The author conducted 78 interviews over four weeks in October and November 2016, most of them with the executives of 24 large and medium-sized providers and four advisory firms involved in the UK public service economy. These included 12 current and two former chief executives and 20 current and former senior executives. Three of the companies were selected to interview more junior personnel responsible for bidding and operations, commercial and financial control. Seventeen of the private executives had worked in government, in the UK or overseas, earlier in their careers.
Seven current and former civil servants were interviewed, four of whom have or have had high level responsibility for procurement and contract management. Approaches were made to a broader range of public officials, but it proved difficult to obtain access in the time available, and it was recognised that, as serving public officials, they would have been constrained in what they could have said. Conversations were also held with four former ministerial advisers, one member of parliament and a union leader, all with long-term engagement with the industry. (A number of women executives and officials were interviewed, but to ensure anonymity, masculine pronouns have been used throughout this report.)
This is not a representative sample, but the author was able to have frank off-the-record conversations with senior executives across a range of different enterprises with different service offerings and different business models.

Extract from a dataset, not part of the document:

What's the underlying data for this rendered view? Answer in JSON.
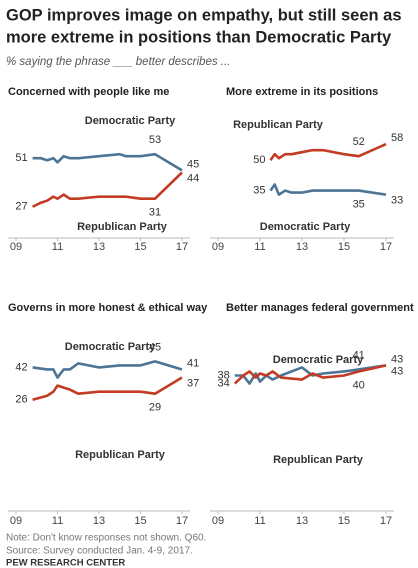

As a result, the report provides rare insights into the attitudes and the experiences of senior executives of the industry, most of them with long experience in the sector. A number of survey participants were extremely frank about the financial position of their companies and the mistakes they had made over the past few years. Some of these sentiments have no doubt been expressed to government at different times, but if so, they have not been made public.
The author also studied dozens of NAO and other government reports on procurement and contract management going back to the early 1990s. Apart from the resources available online, he was able to draw on his own archives of government reviews in which he participated and meetings he attended over the period 1995 to 2011.